Por: Carmelo Otálora
Los vehículos que realizan largos viajes por lo general en jornada nocturna, son cubículos cerrados; abrir una ventana, es cosa del pasado. La tecnología mandó al carajo una buena bocanada de aire fresco o en algunos casos de polvo. Hace poco, realicé un viaje en este servicio y quiero contar algunas intimidades de la experiencia.

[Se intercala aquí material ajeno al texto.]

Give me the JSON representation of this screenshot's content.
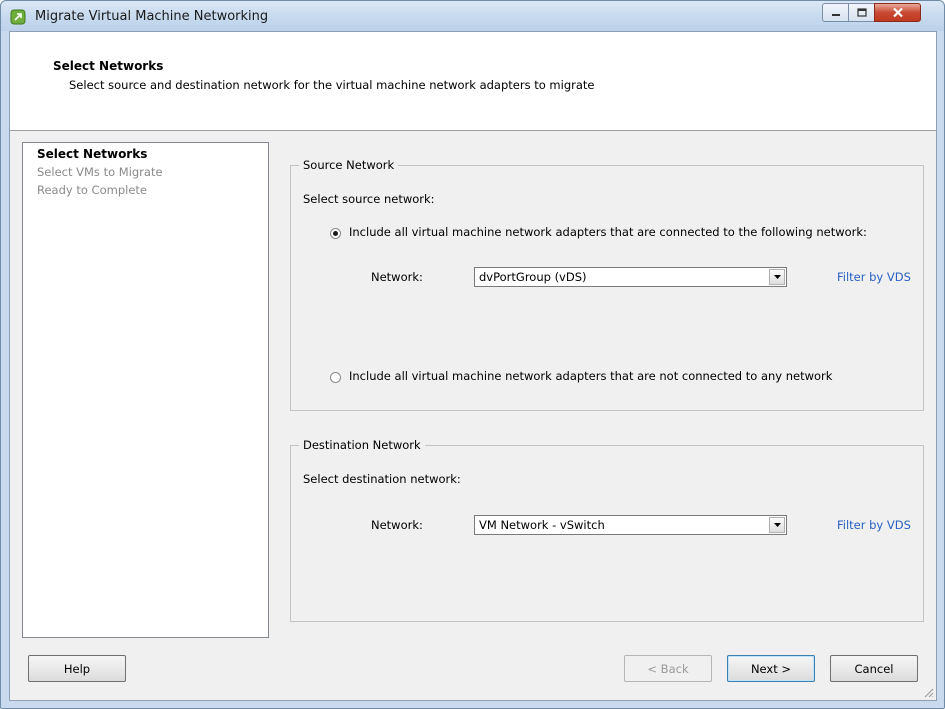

Al abordarlo, lo primero que se siente, es el inclemente frio del aire acondicionado, que se contrarresta con una pequeña manta que entregan y con la que de inmediato nos cubrimos. El anuncio de servicio de Wifi, provoca una actividad inusitada. Los celulares se encienden y las charlas con familiares sobre la pronta partida que ya empieza se multiplican. Al frente de cada pasajero está activada una pequeña pantalla digital que muestra dos carpetas de archivo que anuncian películas y música. De inmediato a revisar el contenido. Me paré en la carpeta de música, seleccionando un archivo a mi gusto. Bueno pensé, al menos con esto me libro de los dudosos gustos del conductor. Las preferencias por el cine se perciben por el número abultado de personas que seleccionaron: Rápido y furioso I, II , III y no sé cuántos números más. Balaceras despiadadas y carros estrellados lo llenan todo. Las horas pasan y el interés por el artefacto disminuye mientras aumenta las ganas de echar un sueño y lo mejor es apagar la pantalla. Le pregunté a la auxiliar, sobre la manera de hacerlo y en forma apresurada respondió que «se prendía o se apagaban todas a la vez, desde el puesto del conductor». Un pasajero tiritando de frío, pide que le bajen a la intensidad del aire acondicionado y la respuesta es que no se puede » porque eso es automático». El sueño gana la partida, todo empieza a quedar en silencio y por fin oscuridad, pero también los ronquidos y las bromas de rigor.
Pasa el tiempo, y la necesidad inaplazable de usar el baño, hace su aparición. Los más curioso, es que “la miadita” llega cuando más curvas tiene la vía. Prendido del pasamano, avanzo con prudencia, evitando un tropezón inesperado con algún pie o maleta. Por fin se llega y el drama empieza con la apertura de la puerta. Palpamos en la oscuridad el mecanismo de cierre, Jalones suaves, más fuertes y el tiempo que apremia. Ya punto de desfallecer, viene la ayuda inesperada de un pasajero que advierte la silenciosa tragedia: «péguele un jalón duro que esa joda abre es así». Y sí… un esfuerzo descomunal y ya está. Agarrado de pies y manos, se entra al estrecho lugar provisto de un baño circular de dudoso aroma al que le realizamos cálculos de puntería. Hacerlo sentado, parece ser la mejor opción, pero ahí está el machismo para impedirlo. malhayamos un cinturón de seguridad, que nos deje las manos libres para operar con propiedad el canario en la labor de apuntar. Viene la puesta a punto, el chorrito intermitente que cobra fuerza en forma de abanico, presagio del reguero. Por fin… la sensación de descanso y de humedad en el pantalón. Poner todo en su lugar, el viaje de regreso en medio de ronquidos y un pedido a Dios, para que nos aleje de la tentación de una nueva orinada.
En un rato olvidamos la odisea y con más calma, damos gracias por el servicio de baño en el bus. Qué tal a éstas alturas, diciéndole uno al conductor:
» ¡Pare señor chófer, que quiero orinar ¡».